You have to chuckle at the AP headline which reads: “Obama urges spending curbs, hands out $15 billion.” But on a day when the Dow plummeted another 250 points and two consumer confidence surveys reached all time lows, this is no joking matter. The non-plan for a bank bailout, the mortgage bailout plan, the prospect of deficits as far as the eye can see, and the reminder that the Bush tax cuts will end in 2010 have sent investors scurrying and the markets plunging.
The AP explains that despite the presidential summitry and the stimulus bill, the economic players are not amused:
Obama summoned allies, adversaries and outside experts to a special White House meeting on the nation’s future financial health one week after triumphantly putting his signature on the gargantuan spending-and-tax-cut measure designed to stop the country’s economic free fall and, ultimately, reverse the recession now months into its second year.
At the same time, federal regulators announced a revamped program to shore up the nation’s banks that could give the government increasing ownership. It was the administration’s latest attempt to bolster the severely weakened banking system without nationalizing any institutions, which the White House has said it does not intend to do.
Wall Street showed it was unimpressed by all the activity. The Dow Jones industrials were down more than 200 points just before the close of trading.
Well, it really isn’t surprising. When a president talks doom and gloom and embarks on an announced course of big spending, high taxation, uber-regulation and nationalization, the private sector has a collective fainting spell. Or as the AP puts it:
One month into office as the economy continues its downward spiral, Obama is seeking to balance twin priorities: turning around dismal conditions with a huge injection of spending while lowering huge budget deficits. With his re-election race just a few years away, he also has an interest in avoiding being labeled as a big-government, big-spending Democrat.

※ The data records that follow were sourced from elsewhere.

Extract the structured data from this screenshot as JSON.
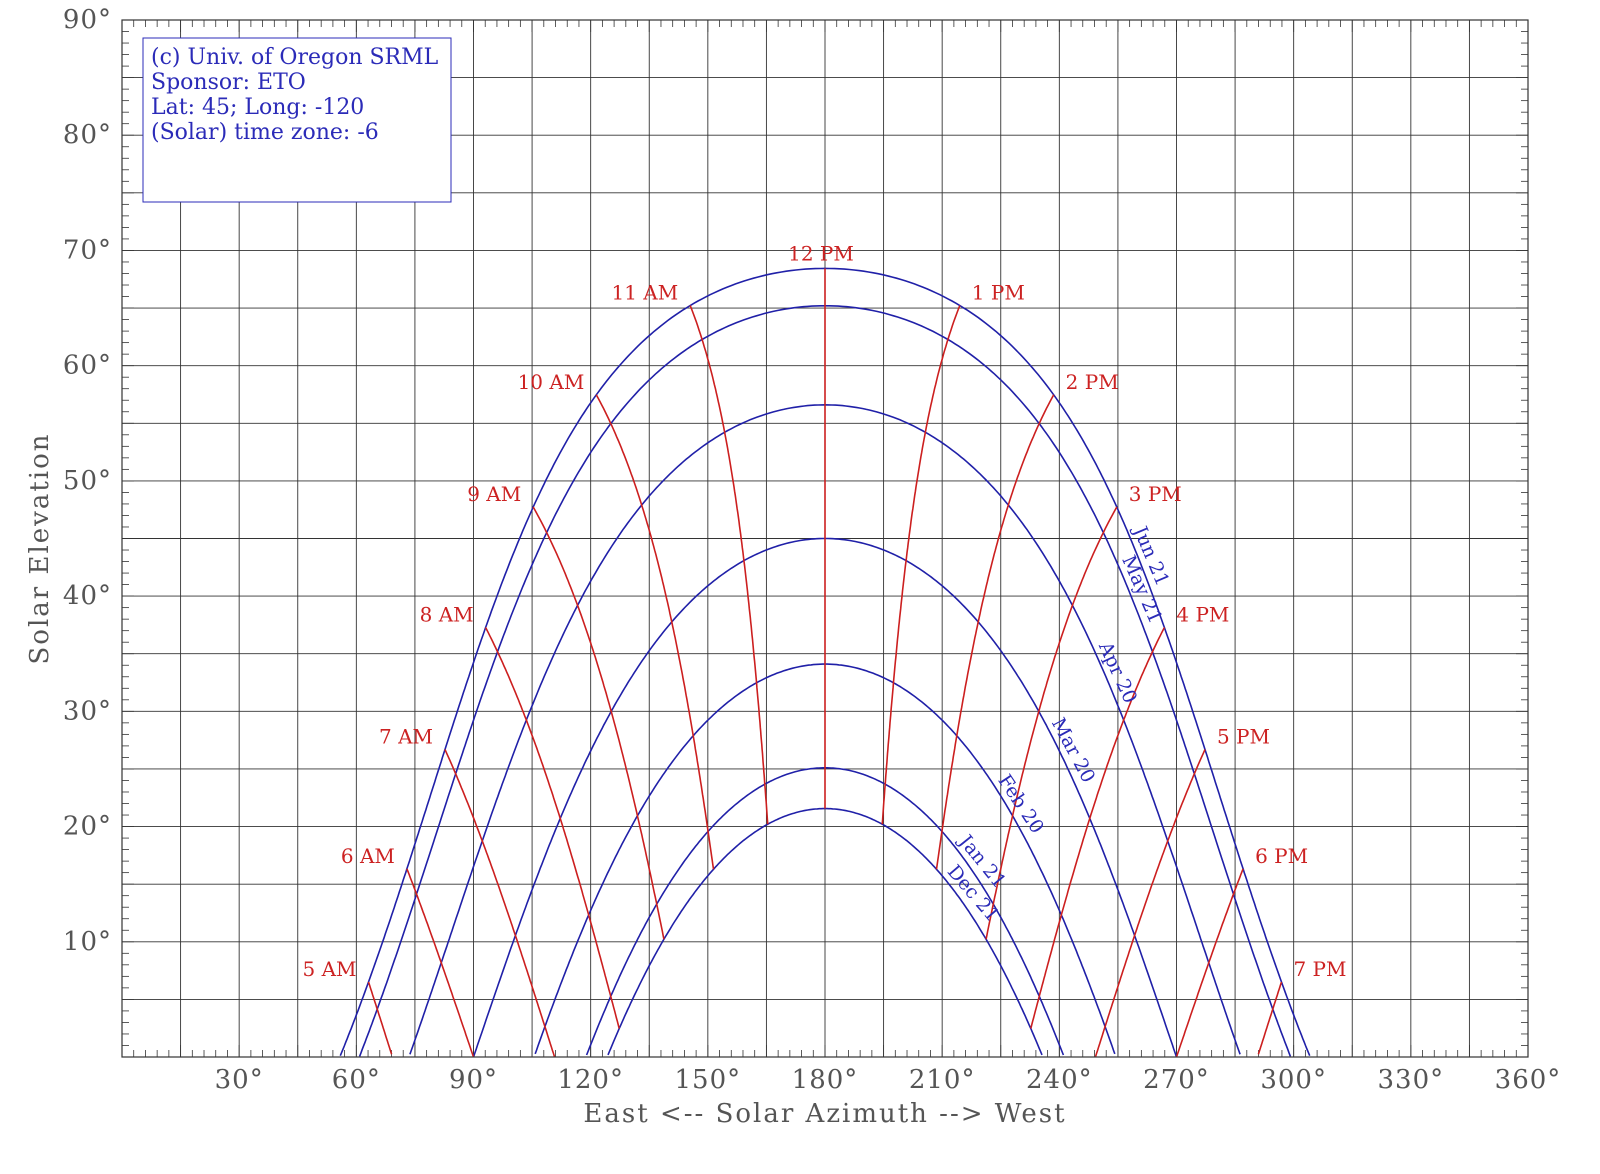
{
  "chart_data": {
    "type": "line",
    "xlabel": "East <-- Solar Azimuth --> West",
    "ylabel": "Solar Elevation",
    "xlim": [
      0,
      360
    ],
    "ylim": [
      0,
      90
    ],
    "x_ticks": [
      "30°",
      "60°",
      "90°",
      "120°",
      "150°",
      "180°",
      "210°",
      "240°",
      "270°",
      "300°",
      "330°",
      "360°"
    ],
    "y_ticks": [
      "10°",
      "20°",
      "30°",
      "40°",
      "50°",
      "60°",
      "70°",
      "80°",
      "90°"
    ],
    "grid": true,
    "colors": {
      "date_lines": "#2020a8",
      "hour_lines": "#cc1f1f",
      "grid": "#333333",
      "text": "#555555"
    },
    "info_box": [
      "(c) Univ. of Oregon SRML",
      "Sponsor: ETO",
      "Lat: 45; Long: -120",
      "(Solar) time zone: -6"
    ],
    "latitude": 45,
    "date_series": [
      {
        "name": "Jun 21",
        "declination": 23.44,
        "noon_elevation": 68.4
      },
      {
        "name": "May 21",
        "declination": 20.2,
        "noon_elevation": 65.3
      },
      {
        "name": "Apr 20",
        "declination": 11.6,
        "noon_elevation": 56.8
      },
      {
        "name": "Mar 20",
        "declination": 0.0,
        "noon_elevation": 45.2
      },
      {
        "name": "Feb 20",
        "declination": -10.9,
        "noon_elevation": 34.1
      },
      {
        "name": "Jan 21",
        "declination": -19.9,
        "noon_elevation": 25.1
      },
      {
        "name": "Dec 21",
        "declination": -23.44,
        "noon_elevation": 21.6
      }
    ],
    "hour_series": [
      {
        "name": "5 AM",
        "hour_angle": -105
      },
      {
        "name": "6 AM",
        "hour_angle": -90
      },
      {
        "name": "7 AM",
        "hour_angle": -75
      },
      {
        "name": "8 AM",
        "hour_angle": -60
      },
      {
        "name": "9 AM",
        "hour_angle": -45
      },
      {
        "name": "10 AM",
        "hour_angle": -30
      },
      {
        "name": "11 AM",
        "hour_angle": -15
      },
      {
        "name": "12 PM",
        "hour_angle": 0
      },
      {
        "name": "1 PM",
        "hour_angle": 15
      },
      {
        "name": "2 PM",
        "hour_angle": 30
      },
      {
        "name": "3 PM",
        "hour_angle": 45
      },
      {
        "name": "4 PM",
        "hour_angle": 60
      },
      {
        "name": "5 PM",
        "hour_angle": 75
      },
      {
        "name": "6 PM",
        "hour_angle": 90
      },
      {
        "name": "7 PM",
        "hour_angle": 105
      }
    ]
  }
}
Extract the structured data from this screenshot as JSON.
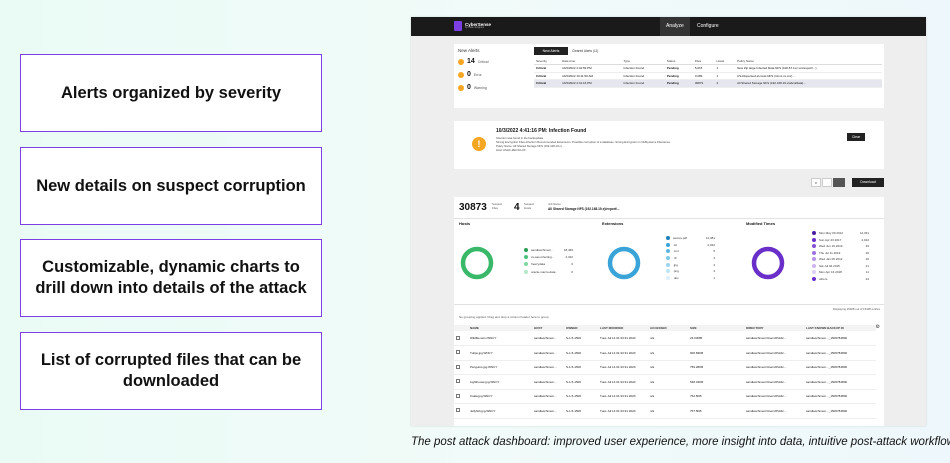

Perhaps if he stopped acting like a big-government, big-spending Democrat both the markets and his re-election prospects would perk up. Unfortunately for the Democrats, elections don’t suspend certain economic realities. The reality is setting in — this administration has set out on a course that offers no reason for a prompt rebound. Apparently, they aren’t in fact offering much hope at all. (The tingle up the leg is gone as well.)